Affording victims a say in the plea bargaining process furthermore enhances transparency and lends credence to the adage that justice must manifestly be seen to be done.’

[18] Where a court is of the opinion that the sentence is unjust, ss 9(a) and (b) of the Act are triggered. The provision of s 105A(9)(a)-(d) of the Act read as follows:

‘9(a) If the court is of the opinion that the sentence agreement is unjust, the court shall inform the prosecutor and the accused of the sentence which it considers just.

(b) Upon being informed of the sentence which the court considers just, the prosecutor and the accused may─

(i) abide by the agreement with reference to the charge and inform the court that, subject to the right to lead evidence and to present argument relevant to sentencing, the court may proceed with the imposition of sentence; or

(ii) withdraw from the agreement.

(c) If the prosecutor and the accused abide by the agreement as contemplated in paragraph (b)(i), the court shall convict the accused of the offence charged and impose the sentence which it considers just.
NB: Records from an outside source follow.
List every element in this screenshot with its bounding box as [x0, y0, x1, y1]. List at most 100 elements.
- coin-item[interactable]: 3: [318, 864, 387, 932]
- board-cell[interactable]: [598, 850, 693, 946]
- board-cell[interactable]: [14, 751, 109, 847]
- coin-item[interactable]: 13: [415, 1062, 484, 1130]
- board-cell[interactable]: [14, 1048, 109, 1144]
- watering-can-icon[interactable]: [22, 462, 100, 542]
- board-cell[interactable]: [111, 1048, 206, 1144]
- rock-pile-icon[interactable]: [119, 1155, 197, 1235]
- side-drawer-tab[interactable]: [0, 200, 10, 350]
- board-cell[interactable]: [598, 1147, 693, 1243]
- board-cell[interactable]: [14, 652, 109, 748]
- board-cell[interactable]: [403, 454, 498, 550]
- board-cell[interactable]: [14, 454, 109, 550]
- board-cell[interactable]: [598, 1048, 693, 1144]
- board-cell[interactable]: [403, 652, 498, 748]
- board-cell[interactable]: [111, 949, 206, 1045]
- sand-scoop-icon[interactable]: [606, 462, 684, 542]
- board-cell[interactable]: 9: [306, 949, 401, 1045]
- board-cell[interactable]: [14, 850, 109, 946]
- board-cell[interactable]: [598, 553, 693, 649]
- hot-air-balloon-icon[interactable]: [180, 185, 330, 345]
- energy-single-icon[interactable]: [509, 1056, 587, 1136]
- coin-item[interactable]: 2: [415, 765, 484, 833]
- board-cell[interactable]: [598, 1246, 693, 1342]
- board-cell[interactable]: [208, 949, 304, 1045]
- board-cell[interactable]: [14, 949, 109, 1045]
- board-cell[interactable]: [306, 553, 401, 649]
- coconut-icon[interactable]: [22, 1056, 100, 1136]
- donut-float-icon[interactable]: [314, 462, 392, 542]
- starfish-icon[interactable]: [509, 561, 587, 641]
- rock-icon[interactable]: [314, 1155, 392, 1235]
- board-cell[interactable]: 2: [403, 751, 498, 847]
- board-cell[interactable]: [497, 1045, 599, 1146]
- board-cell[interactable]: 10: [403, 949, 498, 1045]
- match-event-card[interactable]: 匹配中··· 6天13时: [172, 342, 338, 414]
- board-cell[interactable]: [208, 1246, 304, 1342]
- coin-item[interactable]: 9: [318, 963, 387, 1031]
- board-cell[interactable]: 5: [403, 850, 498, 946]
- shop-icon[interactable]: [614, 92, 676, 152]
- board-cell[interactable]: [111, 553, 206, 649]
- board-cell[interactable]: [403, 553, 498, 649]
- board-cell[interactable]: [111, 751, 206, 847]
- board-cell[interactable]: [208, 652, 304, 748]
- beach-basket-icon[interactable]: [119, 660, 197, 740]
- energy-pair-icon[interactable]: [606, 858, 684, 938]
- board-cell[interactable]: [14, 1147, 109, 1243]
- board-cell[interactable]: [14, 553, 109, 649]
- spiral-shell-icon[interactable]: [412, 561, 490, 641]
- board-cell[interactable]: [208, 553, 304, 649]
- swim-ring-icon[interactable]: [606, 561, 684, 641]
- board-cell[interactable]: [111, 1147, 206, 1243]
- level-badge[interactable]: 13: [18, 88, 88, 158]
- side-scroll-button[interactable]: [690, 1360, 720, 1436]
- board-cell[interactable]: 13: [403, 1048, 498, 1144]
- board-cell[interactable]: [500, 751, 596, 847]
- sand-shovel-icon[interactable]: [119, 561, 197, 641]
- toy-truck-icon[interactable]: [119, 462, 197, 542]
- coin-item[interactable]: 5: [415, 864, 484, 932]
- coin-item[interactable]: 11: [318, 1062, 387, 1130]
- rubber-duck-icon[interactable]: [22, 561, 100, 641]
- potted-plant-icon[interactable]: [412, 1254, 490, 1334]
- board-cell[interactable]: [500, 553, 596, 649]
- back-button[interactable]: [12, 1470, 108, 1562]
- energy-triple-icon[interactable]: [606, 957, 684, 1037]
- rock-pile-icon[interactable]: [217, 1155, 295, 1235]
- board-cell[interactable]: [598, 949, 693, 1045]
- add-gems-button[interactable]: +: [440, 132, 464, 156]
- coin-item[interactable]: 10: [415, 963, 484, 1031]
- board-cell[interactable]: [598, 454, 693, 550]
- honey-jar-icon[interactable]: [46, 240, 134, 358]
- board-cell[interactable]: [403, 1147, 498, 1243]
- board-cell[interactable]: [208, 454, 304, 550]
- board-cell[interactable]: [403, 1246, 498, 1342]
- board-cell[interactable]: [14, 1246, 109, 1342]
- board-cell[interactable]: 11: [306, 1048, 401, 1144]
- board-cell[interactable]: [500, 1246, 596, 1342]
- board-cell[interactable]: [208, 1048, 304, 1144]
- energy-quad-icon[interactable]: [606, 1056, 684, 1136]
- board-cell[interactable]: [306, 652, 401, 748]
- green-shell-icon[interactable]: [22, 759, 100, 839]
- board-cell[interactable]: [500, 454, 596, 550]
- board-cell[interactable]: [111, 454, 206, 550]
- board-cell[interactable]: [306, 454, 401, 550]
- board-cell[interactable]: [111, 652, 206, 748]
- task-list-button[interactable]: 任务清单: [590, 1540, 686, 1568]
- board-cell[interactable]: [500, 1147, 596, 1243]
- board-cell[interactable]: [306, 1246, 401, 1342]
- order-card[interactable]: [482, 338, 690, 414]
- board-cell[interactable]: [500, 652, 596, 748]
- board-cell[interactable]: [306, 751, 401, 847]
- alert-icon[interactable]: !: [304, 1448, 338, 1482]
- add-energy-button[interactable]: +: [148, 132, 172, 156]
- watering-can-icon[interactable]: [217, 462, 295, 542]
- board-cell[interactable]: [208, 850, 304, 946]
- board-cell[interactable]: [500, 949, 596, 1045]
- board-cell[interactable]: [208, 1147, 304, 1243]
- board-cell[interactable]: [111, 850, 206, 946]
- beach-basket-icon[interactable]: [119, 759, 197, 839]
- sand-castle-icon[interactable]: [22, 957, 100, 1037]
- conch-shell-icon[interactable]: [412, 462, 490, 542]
(d) If the prosecutor or the accused withdraws from the argument as contemplated in paragraph (b)(ii), the trial shall start de novo before presiding officer: Provided that the accused may waive his or her right to be tried before another presiding officer.’

[19] Under this provision the parties have an election. The court must first inform the prosecutor and the accused of the sentence that it considers just. Upon being informed of the sentence which the court considers just, both parties may decide to abide by the agreement subject to the right to lead evidence and to present argument relevant to sentencing or withdraw from the agreement. If both parties decide to abide by the agreement after being advised by the trial court that it intends imposing a different sentence to the one agreed upon, the court will be at large to impose a sentence which it considers just. In that event the parties cannot then complain that they have been prejudiced because they would have been given adequate notice. As soon as the trial judge formed the view that the sentences proposed in the plea agreements were unjust, he should have so informed the parties and also of the sentence he considered just, at the outset of the trial. This would have afforded them an opportunity to consider their options. This is especially so because after convicting them, there is nothing that they could do save to appeal the decision. They were thus denied the option of making an informed choice.